Balta began his presentation speaking about how journalists’ implicit biases influence the way stories are framed.
“98 percent of our decision making is made on bias, which is based on factors like education, upbringing, ethnicity and socioeconomic background,” Balta said. “If 98 percent is automatic, we have a long way to go in introspect of how we as journalists are consuming media.”
Balta said understanding his own biases allows him to do a better job of surrounding himself with people who have different perspectives so they can engage in discussion about the focus of what they are going to cover.
He said the media’s portrayal of certain communities shapes the public perception reality. Typically, Balta said, the media reinforces a negative narrative about the immigrant community, as seen in our current presidential administration.
“Over time, the repetition of the negative narrative of the immigrant community and in association the Hispanic and Latino community becomes our reality,” Balta said.
In today’s media, immigrants seeking asylum in the United States are commonly referred to as “illegals, illegal aliens and invaders,” Balta said. “The use of illegals, illegal aliens and invaders is used to take away the power and voice of a community that is centered in a lot of the political debate.”
Balta said that the current administration has provided more than 13,000 instances of misinformation, many of which concern the immigrant community.

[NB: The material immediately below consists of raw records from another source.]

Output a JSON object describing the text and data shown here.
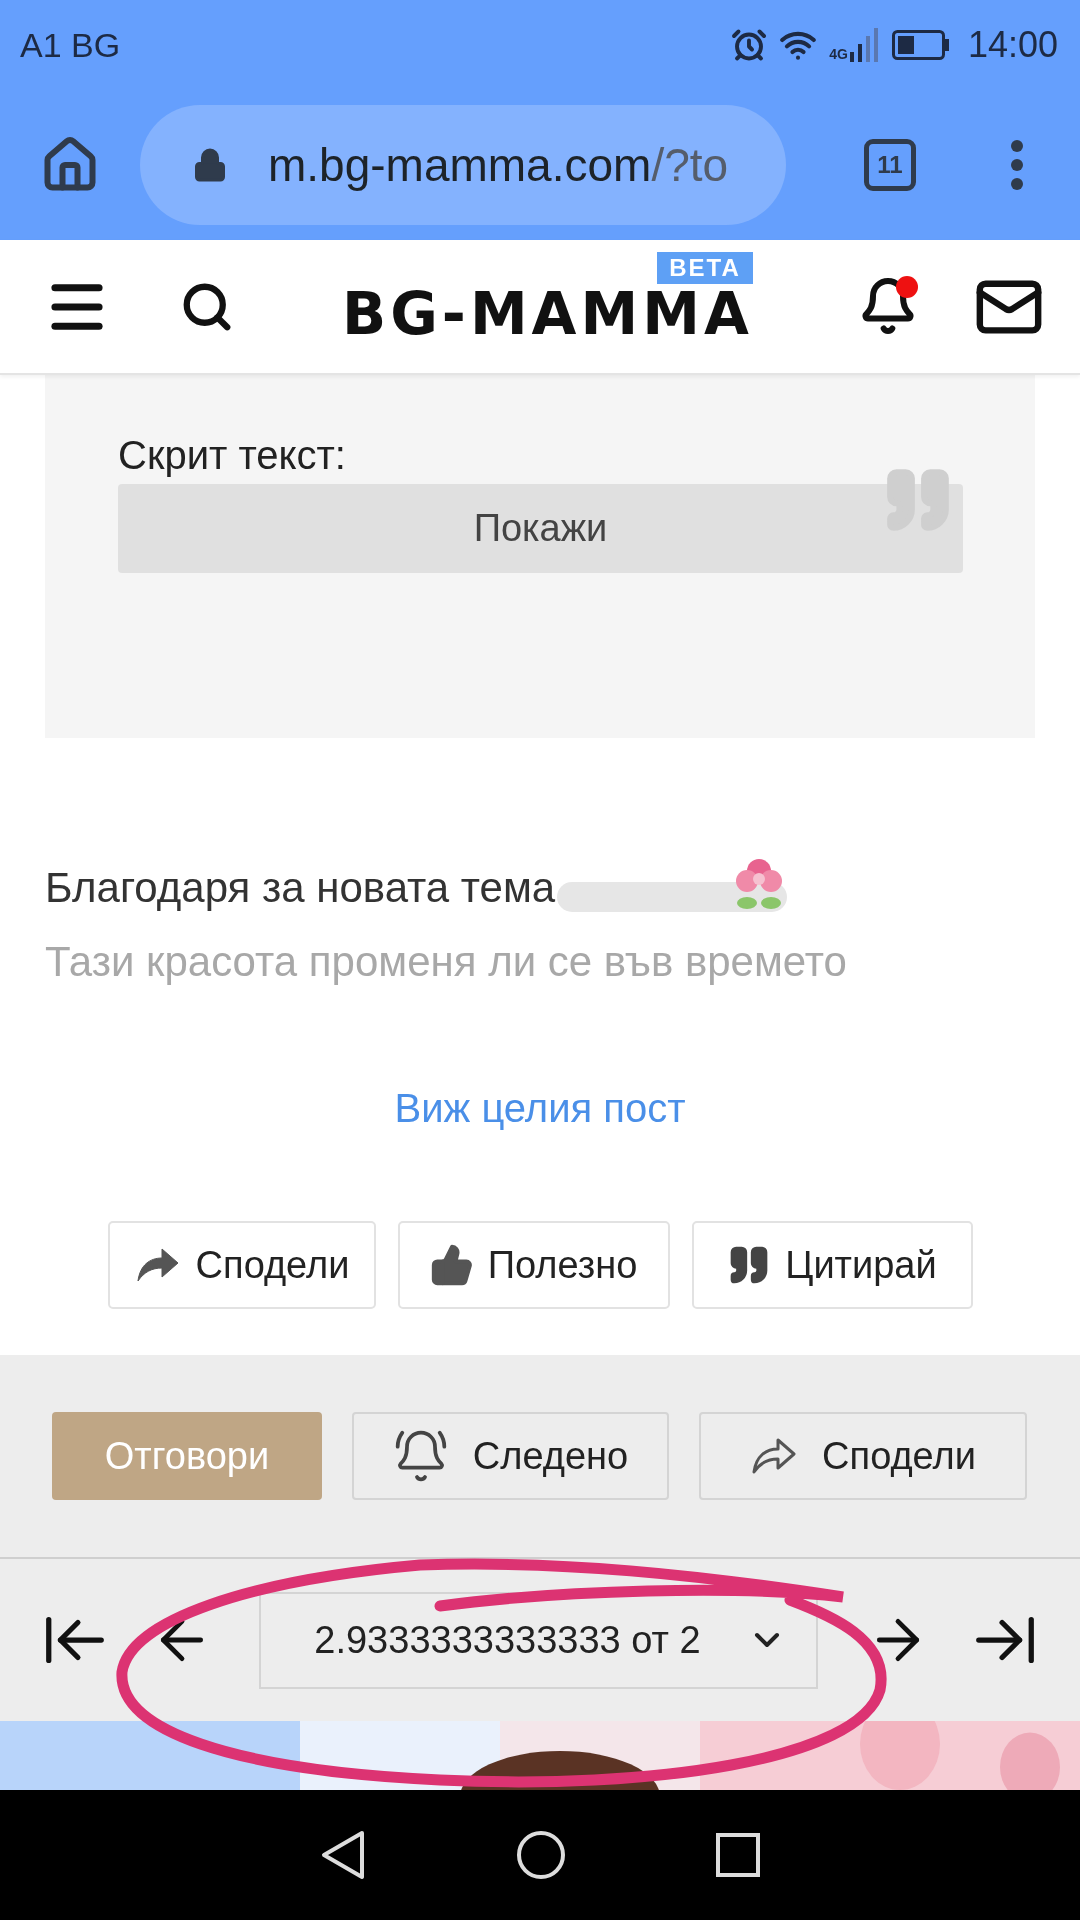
{
  "status_bar": {
    "carrier": "A1 BG",
    "network": "4G",
    "time": "14:00"
  },
  "browser": {
    "url_host": "m.bg-mamma.com",
    "url_path": "/?to",
    "tab_count": "11"
  },
  "site_header": {
    "logo": "BG-MAMMA",
    "badge": "BETA",
    "has_notification": true
  },
  "hidden_text": {
    "label": "Скрит текст:",
    "button": "Покажи"
  },
  "post": {
    "lines": [
      "Благодаря за новата тема",
      "Тази красота променя ли се във времето"
    ],
    "more_link": "Виж целия пост"
  },
  "post_actions": [
    {
      "kind": "share",
      "label": "Сподели"
    },
    {
      "kind": "like",
      "label": "Полезно"
    },
    {
      "kind": "quote",
      "label": "Цитирай"
    }
  ],
  "topic_actions": [
    {
      "kind": "reply",
      "label": "Отговори"
    },
    {
      "kind": "follow",
      "label": "Следено"
    },
    {
      "kind": "share",
      "label": "Сподели"
    }
  ],
  "pager": {
    "page_select": "2.9333333333333 от 2"
  }
}
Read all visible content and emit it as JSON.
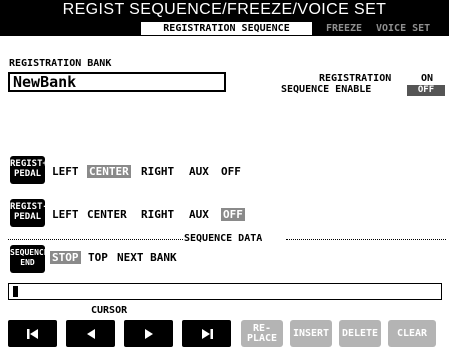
{
  "header": {
    "title": "REGIST SEQUENCE/FREEZE/VOICE SET"
  },
  "tabs": [
    {
      "label": "REGISTRATION SEQUENCE"
    },
    {
      "label": "FREEZE"
    },
    {
      "label": "VOICE SET"
    }
  ],
  "bank": {
    "label": "REGISTRATION BANK",
    "value": "NewBank"
  },
  "enable": {
    "label_line1": "REGISTRATION",
    "label_line2": "SEQUENCE ENABLE",
    "on": "ON",
    "off": "OFF"
  },
  "pedal_plus": {
    "button_line1": "REGIST+",
    "button_line2": "PEDAL",
    "options": [
      "LEFT",
      "CENTER",
      "RIGHT",
      "AUX",
      "OFF"
    ],
    "selected": "CENTER"
  },
  "pedal_minus": {
    "button_line1": "REGIST-",
    "button_line2": "PEDAL",
    "options": [
      "LEFT",
      "CENTER",
      "RIGHT",
      "AUX",
      "OFF"
    ],
    "selected": "OFF"
  },
  "sequence": {
    "data_label": "SEQUENCE DATA",
    "end_line1": "SEQUENCE",
    "end_line2": "END",
    "options": [
      "STOP",
      "TOP",
      "NEXT BANK"
    ],
    "selected": "STOP"
  },
  "cursor": {
    "label": "CURSOR"
  },
  "buttons": {
    "replace_line1": "RE-",
    "replace_line2": "PLACE",
    "insert": "INSERT",
    "delete": "DELETE",
    "clear": "CLEAR"
  },
  "icons": {
    "first": "skip-to-start-icon",
    "left": "left-arrow-icon",
    "right": "right-arrow-icon",
    "last": "skip-to-end-icon"
  },
  "colors": {
    "background": "#ffffff",
    "foreground": "#000000",
    "selected_chip": "#8a8a8a",
    "disabled_button": "#b4b4b4"
  }
}
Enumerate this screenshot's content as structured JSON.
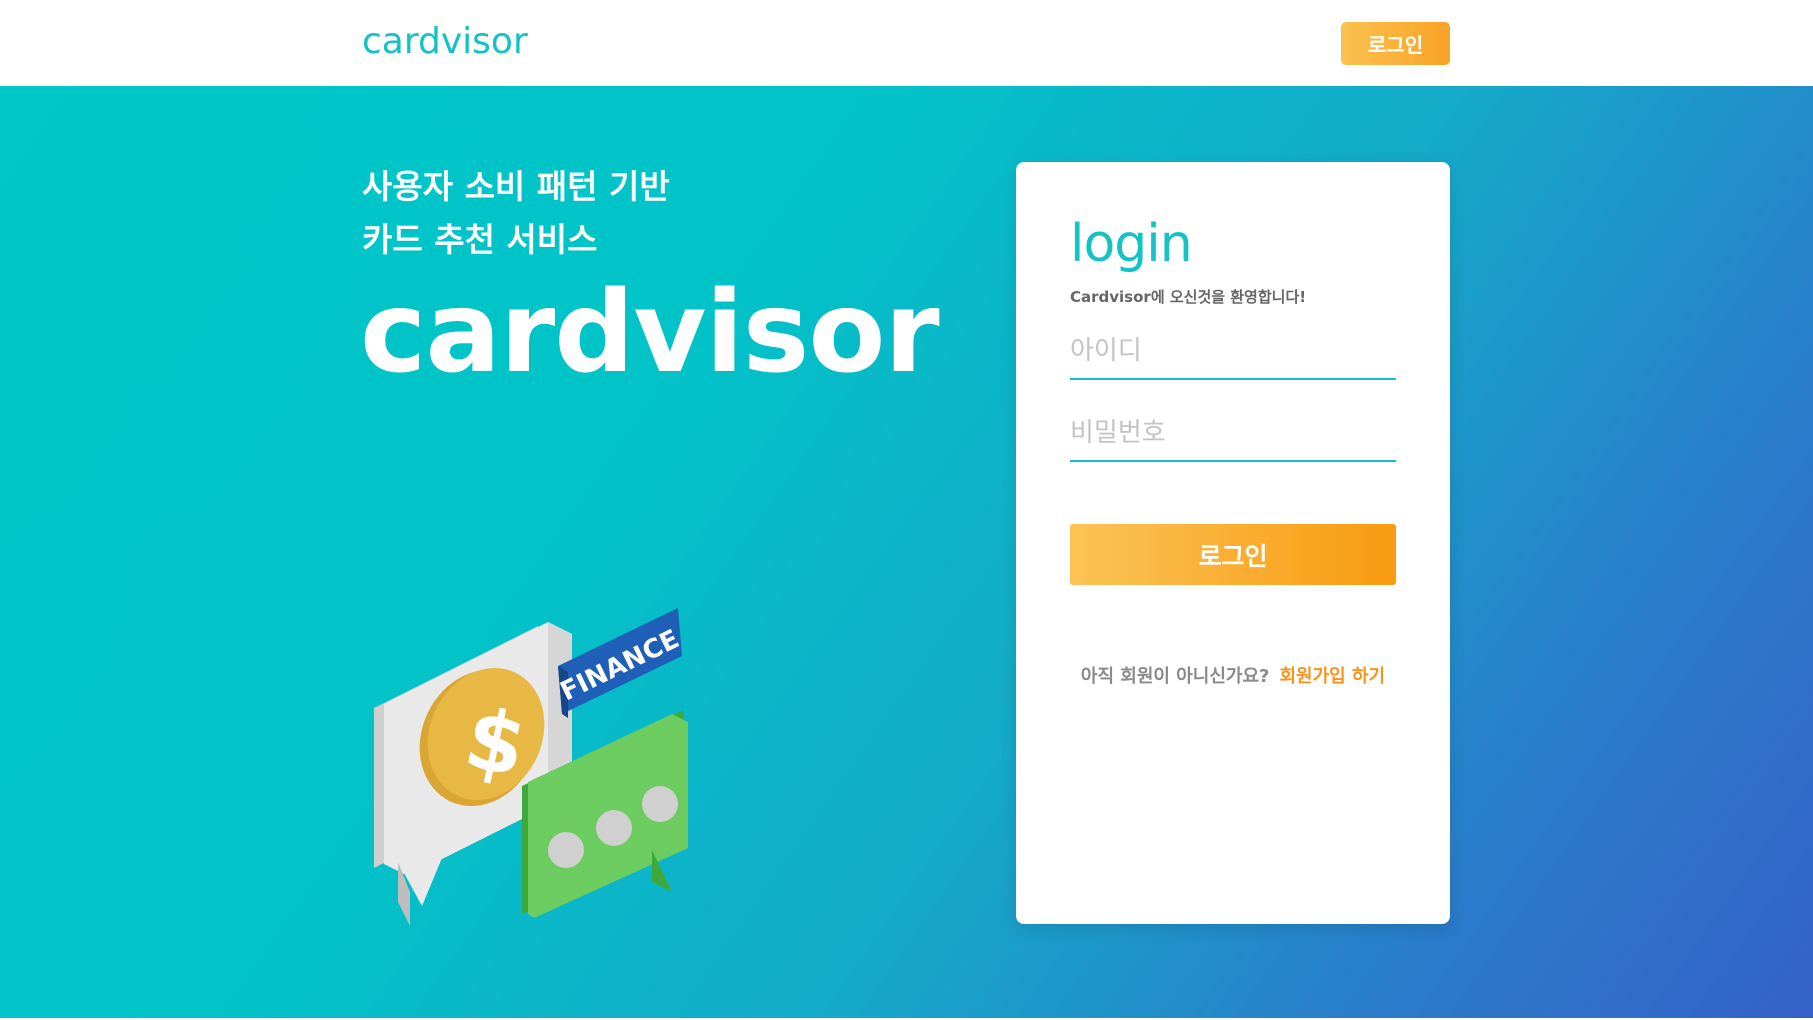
{
  "header": {
    "logo_text": "cardvisor",
    "login_label": "로그인"
  },
  "hero": {
    "tagline_line1": "사용자 소비 패턴 기반",
    "tagline_line2": "카드 추천 서비스",
    "logo_text": "cardvisor",
    "illustration_label": "FINANCE",
    "coin_symbol": "$"
  },
  "login_card": {
    "title": "login",
    "subtitle": "Cardvisor에 오신것을 환영합니다!",
    "id_placeholder": "아이디",
    "password_placeholder": "비밀번호",
    "login_button_label": "로그인",
    "signup_question": "아직 회원이 아니신가요?",
    "signup_link": "회원가입 하기"
  },
  "colors": {
    "brand_teal": "#12c2c6",
    "accent_orange": "#f8a326",
    "gradient_end_blue": "#3561c9"
  }
}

These instances of misinformation occur because President Donald Trump is not concerned with the truth but rather the repetition of the narrative he is providing to the public, Balta said.
“He understands that he is going to be retweeted and shared by his base, and his competitors who disagree with his ideology are going to do the same because they are criticizing his position,” Balta said. “But what he cares the most about is the repetition because that is how we learn.”
Journalists have to combat this misinformation in their storytelling, which starts with considering their own biases, Balta said.
“Often times when we hear diversity, we think of race, gender and ethnicity,” Balta said. “We don’t think often enough about the things we don’t see that are still part of this—experience, interest, sexual orientation, political and religious ideology, amongst others.”
In order to accurately and fairly tell stories about a community, journalists need to educate themselves about the community, which is acquired diversity, Balta said.
“In being fair and accurate,” Balta said, “You have to do a better job of connecting with people that you are going to come cross, that you’re going to be producing sorties about, that you’re going to be serving. Seeking truth will be more fulfilling than just getting both sides.”
Balta ended his presentation by giving advice to the audience of aspiring journalists.
“All of you have distinct perspective based on who you are,” Balta said. “But in telling stories, you need to ensure that it is always about who we are as a community. It’s about being the bridge builders, bringing people together and focusing on common ground.”
Newhouse graduate student Cindi Edwards said, “Getting it through the lens of a journalist was really interesting. Balta gave a good perspective about bridging communities, which was a great takeaway.”